Сквозь зеркало языка - читать онлайн книгу. Автор: Гай Дойчер cтр.№ 2

читать книги онлайн бесплатно
 
 

Онлайн книга - Сквозь зеркало языка | Автор книги - Гай Дойчер

Cтраница 2
читать онлайн книги бесплатно

С другой стороны, Цицерон делал ровно противоположные выводы из отсутствия слова в языке. В трактате «Об ораторе» (De oratore [9], 55 г. до н. э.) он произносит длинную проповедь об отсутствии греческого эквивалента латинского слова ineptus (означающего «неуместный» или «бестактный»). Рассел заключил бы, что у греков были такие безупречные манеры, что им просто не требовалось слово для описания несуществующего явления. Не таков был Цицерон: с его точки зрения, отсутствие слова доказывало, что этот порок был так широко распространен среди греков, что они его даже не замечали. Язык римлян и сам нередко подвергался порицанию. Примерно через двенадцать столетий после Цицерона Данте Алигьери в своем труде «О народном красноречии» (De vulgari eloquentia) дает обзор итальянских диалектов и заявляет, что «речь римлян – не народная, а, скорее, убогая – безобразнее всякой другой итальянской народной речи; да это и неудивительно, потому что и уродством своих обычаев и одежды они явно отвратительнее всех остальных» [10].

Никто даже в мыслях не имел подобных настроений по отношению к французскому языку, который не только романтичен и spirituel, но также, конечно, образец логики и ясности. Мы это знаем благодаря не кому иному, как самим французам. В 1894 году знаменитый критик Фердинан Брюнетьер сообщил членам Французской академии по случаю своего избрания в это прославленное учреждение, что французский язык – «самый логичный, самый понятный и ясный язык, на котором когда-либо говорил человек» [11]. Брюнетьер в свою очередь обосновал это авторитетом длинного ряда знатоков, включая Вольтера, который в XVIII веке утверждал, что уникальность гения французского языка состоит в его ясности и упорядоченности [12]. А сам Вольтер обязан этим прозрением потрясающему открытию, сделанному на целое столетие раньше, точнее в 1669 году. Французские грамматисты XVII века [13] десятилетиями пытались понять, почему французский язык обладает ясностью превыше всех прочих языков в мире и почему, как заявил один из членов академии, французский одарен такой ясностью и точностью, что простой перевод на него имеет эффект настоящего пояснения. Наконец после многолетних трудов в 1669 году Луи ле Лабурер обнаружил, что ответ – сама простота языка. Его мучительные грамматические изыскания показали, что, в отличие от носителей других языков, французы «во всех высказываниях точно следуют ходу мысли, и это есть порядок Природы» [14]. Ну и нечего удивляться, что французский не может быть непонятным. Как позднее сказал мыслитель Антуан де Ривароль: «То, что непонятно, может быть английским, итальянским, греческим или латынью» [15], но ce qui n’est pas clair n’est pas français («что непонятно – то не французское»).

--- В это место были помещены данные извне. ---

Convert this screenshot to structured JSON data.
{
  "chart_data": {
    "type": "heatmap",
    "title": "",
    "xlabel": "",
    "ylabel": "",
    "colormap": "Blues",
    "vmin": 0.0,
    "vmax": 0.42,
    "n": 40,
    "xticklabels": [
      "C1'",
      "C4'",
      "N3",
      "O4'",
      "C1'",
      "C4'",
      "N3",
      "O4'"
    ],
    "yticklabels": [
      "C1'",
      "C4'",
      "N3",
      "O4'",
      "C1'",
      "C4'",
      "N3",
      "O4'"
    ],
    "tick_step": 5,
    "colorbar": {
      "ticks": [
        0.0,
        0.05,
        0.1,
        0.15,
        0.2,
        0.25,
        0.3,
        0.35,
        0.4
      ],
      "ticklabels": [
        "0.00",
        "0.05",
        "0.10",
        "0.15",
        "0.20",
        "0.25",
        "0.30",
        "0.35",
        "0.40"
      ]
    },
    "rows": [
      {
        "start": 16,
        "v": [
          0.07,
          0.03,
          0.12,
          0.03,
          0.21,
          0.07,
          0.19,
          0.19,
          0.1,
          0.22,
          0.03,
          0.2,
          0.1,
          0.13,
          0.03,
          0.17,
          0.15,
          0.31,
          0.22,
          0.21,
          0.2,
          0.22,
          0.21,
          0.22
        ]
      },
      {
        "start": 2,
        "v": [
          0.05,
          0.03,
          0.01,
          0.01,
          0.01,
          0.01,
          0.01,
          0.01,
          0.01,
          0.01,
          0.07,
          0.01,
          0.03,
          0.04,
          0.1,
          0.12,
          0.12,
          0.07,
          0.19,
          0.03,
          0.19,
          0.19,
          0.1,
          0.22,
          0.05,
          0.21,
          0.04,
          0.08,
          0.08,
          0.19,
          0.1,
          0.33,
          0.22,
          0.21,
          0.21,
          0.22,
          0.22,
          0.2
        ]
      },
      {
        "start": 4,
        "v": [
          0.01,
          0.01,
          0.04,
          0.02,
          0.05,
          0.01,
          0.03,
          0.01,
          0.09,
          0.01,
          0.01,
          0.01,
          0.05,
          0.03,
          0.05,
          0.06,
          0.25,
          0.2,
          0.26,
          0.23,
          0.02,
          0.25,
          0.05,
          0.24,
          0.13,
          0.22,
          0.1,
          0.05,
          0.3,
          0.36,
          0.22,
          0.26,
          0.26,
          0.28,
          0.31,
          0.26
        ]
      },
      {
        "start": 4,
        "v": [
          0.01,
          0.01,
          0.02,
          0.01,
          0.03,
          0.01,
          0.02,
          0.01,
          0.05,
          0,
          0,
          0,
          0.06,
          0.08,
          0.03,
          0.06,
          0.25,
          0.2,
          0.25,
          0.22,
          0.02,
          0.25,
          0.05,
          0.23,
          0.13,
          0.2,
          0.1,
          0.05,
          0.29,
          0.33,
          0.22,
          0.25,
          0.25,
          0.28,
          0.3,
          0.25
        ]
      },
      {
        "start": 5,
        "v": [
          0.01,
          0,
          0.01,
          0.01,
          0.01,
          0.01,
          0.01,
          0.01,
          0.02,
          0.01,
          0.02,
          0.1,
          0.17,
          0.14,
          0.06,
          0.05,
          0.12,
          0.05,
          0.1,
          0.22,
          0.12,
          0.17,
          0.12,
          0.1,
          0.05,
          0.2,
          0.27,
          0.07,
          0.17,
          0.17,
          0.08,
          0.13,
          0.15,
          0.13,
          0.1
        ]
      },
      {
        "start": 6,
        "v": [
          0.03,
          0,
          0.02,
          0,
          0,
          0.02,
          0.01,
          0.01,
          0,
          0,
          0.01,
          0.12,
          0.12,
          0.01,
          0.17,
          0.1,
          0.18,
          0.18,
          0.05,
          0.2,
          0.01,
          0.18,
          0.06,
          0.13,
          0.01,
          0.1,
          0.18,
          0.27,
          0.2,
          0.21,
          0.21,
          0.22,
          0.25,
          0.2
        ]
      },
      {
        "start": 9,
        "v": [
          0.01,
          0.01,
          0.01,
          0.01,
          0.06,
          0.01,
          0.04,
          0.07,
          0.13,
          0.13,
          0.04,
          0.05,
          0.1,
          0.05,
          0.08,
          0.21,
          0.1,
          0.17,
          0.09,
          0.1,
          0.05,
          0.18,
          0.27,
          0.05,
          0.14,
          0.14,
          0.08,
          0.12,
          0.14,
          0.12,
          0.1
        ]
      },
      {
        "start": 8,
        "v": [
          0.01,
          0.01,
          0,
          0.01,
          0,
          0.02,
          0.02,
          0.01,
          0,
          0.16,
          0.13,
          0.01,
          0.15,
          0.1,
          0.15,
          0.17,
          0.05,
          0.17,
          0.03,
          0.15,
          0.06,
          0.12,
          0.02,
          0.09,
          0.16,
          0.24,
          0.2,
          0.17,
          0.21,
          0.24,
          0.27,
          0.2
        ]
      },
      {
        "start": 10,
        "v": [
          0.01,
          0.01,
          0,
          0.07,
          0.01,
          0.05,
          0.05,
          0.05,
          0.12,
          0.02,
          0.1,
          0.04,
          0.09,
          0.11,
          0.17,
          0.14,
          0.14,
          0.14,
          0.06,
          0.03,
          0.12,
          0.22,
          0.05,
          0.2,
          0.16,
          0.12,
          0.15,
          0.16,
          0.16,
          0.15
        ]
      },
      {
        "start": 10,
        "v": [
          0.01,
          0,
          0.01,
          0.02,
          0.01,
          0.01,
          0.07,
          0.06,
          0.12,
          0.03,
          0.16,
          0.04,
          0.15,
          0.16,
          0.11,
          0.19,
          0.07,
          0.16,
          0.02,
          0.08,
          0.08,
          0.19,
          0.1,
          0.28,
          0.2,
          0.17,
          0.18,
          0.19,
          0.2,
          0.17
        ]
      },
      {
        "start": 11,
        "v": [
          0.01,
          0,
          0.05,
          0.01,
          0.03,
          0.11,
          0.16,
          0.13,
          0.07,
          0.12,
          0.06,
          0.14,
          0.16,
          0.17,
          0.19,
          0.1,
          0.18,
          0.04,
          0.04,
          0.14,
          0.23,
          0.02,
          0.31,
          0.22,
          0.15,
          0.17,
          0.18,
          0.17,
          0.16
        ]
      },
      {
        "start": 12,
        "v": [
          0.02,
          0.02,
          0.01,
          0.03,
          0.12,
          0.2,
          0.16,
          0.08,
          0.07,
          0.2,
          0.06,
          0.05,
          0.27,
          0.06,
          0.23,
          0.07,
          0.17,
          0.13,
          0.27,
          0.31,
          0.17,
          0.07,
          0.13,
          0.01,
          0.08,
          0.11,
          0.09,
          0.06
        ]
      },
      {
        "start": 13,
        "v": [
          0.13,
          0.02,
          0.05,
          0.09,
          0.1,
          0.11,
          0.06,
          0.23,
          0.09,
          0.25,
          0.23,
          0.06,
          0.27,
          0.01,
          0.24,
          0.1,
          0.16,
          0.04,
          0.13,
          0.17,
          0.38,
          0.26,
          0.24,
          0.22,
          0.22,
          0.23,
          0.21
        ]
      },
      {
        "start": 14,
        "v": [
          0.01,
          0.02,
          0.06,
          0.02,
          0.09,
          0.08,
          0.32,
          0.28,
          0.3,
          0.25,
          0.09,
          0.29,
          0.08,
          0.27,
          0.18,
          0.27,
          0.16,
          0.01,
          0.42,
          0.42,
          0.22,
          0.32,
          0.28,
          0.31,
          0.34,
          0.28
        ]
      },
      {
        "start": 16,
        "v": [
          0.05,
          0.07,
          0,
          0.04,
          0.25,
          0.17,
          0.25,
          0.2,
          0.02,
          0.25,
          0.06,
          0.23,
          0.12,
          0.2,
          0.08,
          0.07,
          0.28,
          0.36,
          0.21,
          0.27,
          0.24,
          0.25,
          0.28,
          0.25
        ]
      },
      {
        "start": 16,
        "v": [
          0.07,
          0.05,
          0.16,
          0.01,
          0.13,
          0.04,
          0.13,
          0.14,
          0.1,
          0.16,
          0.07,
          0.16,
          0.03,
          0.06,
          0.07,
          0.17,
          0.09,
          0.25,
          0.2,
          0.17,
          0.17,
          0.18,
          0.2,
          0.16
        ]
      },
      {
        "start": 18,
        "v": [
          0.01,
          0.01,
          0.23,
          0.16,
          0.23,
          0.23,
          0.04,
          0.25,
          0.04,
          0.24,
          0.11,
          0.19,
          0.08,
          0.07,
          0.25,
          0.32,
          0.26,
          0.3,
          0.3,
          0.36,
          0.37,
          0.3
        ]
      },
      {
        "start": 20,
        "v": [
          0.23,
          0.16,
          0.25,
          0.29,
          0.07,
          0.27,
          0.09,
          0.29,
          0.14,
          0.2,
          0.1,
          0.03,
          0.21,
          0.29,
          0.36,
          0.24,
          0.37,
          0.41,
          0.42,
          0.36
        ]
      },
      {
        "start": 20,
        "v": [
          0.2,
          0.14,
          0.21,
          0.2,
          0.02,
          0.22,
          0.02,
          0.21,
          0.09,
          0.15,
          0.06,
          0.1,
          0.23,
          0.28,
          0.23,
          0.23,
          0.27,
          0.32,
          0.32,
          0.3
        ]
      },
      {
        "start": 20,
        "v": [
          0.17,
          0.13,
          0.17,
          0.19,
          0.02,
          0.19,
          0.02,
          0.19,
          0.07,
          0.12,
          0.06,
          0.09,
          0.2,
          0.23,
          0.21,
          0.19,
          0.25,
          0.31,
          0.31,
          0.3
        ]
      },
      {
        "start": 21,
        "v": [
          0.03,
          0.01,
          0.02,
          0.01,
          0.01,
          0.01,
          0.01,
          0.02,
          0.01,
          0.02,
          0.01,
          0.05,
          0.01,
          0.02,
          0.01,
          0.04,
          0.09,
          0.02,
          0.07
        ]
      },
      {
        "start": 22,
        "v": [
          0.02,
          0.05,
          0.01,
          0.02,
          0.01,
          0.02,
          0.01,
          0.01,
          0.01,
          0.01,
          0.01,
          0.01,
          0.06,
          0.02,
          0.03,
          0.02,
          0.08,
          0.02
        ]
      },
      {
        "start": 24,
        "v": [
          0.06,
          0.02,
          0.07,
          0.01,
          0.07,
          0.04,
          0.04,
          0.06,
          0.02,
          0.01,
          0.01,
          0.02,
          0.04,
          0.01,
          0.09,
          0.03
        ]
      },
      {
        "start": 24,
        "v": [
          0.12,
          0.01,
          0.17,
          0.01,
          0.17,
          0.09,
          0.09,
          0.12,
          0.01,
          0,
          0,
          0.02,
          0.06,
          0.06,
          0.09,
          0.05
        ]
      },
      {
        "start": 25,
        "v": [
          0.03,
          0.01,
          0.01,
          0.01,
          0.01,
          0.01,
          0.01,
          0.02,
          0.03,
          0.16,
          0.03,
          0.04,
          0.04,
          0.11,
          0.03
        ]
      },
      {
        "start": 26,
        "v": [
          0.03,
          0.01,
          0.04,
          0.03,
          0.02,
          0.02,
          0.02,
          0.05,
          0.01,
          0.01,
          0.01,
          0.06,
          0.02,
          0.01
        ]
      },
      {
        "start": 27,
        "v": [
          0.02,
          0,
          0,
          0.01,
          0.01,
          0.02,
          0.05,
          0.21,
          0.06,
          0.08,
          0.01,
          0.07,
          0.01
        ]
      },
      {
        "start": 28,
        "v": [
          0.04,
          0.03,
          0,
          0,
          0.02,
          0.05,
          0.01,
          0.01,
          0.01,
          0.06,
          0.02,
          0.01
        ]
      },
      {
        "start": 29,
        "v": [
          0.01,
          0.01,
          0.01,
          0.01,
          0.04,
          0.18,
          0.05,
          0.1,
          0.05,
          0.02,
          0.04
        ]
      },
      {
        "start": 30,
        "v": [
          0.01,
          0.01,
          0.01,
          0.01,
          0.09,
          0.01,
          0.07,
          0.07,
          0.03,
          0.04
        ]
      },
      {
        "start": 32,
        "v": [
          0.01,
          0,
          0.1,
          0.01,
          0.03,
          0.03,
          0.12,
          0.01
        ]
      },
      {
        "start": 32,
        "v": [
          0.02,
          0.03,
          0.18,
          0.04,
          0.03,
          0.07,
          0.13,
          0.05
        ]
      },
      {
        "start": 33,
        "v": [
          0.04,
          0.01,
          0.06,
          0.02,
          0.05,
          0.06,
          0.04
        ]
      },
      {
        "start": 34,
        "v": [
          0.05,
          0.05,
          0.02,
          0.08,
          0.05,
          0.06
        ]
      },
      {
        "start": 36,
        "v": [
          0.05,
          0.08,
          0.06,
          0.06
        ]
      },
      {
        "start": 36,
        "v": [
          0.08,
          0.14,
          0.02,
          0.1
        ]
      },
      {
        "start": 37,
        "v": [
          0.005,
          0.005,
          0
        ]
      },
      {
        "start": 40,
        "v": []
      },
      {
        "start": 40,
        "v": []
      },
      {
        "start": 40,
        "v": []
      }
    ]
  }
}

Не все интеллектуалы мира, однако, согласны с этим анализом. Столь же искушенные мыслители – довольно странно, что в большинстве своем не из Франции, – придерживались иного мнения. Известный датский лингвист Отто Есперсен, например, был уверен, что английский язык превосходит французский по целому ряду признаков, включая логику, так как, в отличие от французского, английский – это «методичный, энергичный, деловитый и серьезный язык, который не слишком заботится о пышности и элегантности, зато придает значение логичности» [16]. «Каков язык, таков и народ», – заключает Есперсен.

Великие умы оказались еще более плодовиты, когда перешли от вопроса, как язык отражает характер его носителей, к более важному вопросу о том, как язык влияет на мыслительные процессы его носителей. Бенджамин Ли Уорф, к которому мы вернемся в одной из следующих глав, околдовал целое поколение, утверждая, что наша привычка расчленять мир на объекты (например, «камень») и действия (например, «падать») не есть правдивое отображение реальности, но лишь искусственное разделение, навязанное нам грамматикой европейских языков. Согласно Уорфу, языки американских индейцев, в которых существительное и глагол сочетаются в одном слове, диктуют «монистический взгляд» [17] на вселенную, поэтому их носители просто не поймут нашего различения между объектами и действиями.

Спустя поколение Джордж Стайнер в своей книге 1975 го да «После Вавилона» пришел к выводу, что «традиции предварения в нашем синтаксисе», наше «проговариваемое будущее», или, другими словами, существование будущего времени глагола, – то, что дает нам надежду на будущее, спасает от нигилизма, даже от массового самоубийства. «Если бы наша система времен была менее прочной, – сказал Стайнер, – мы бы могли не выдержать» [18]. (На него не иначе как снизошло пророческое вдохновение, поскольку ежегодно вымирают десятки языков, в которых нет будущего времени.)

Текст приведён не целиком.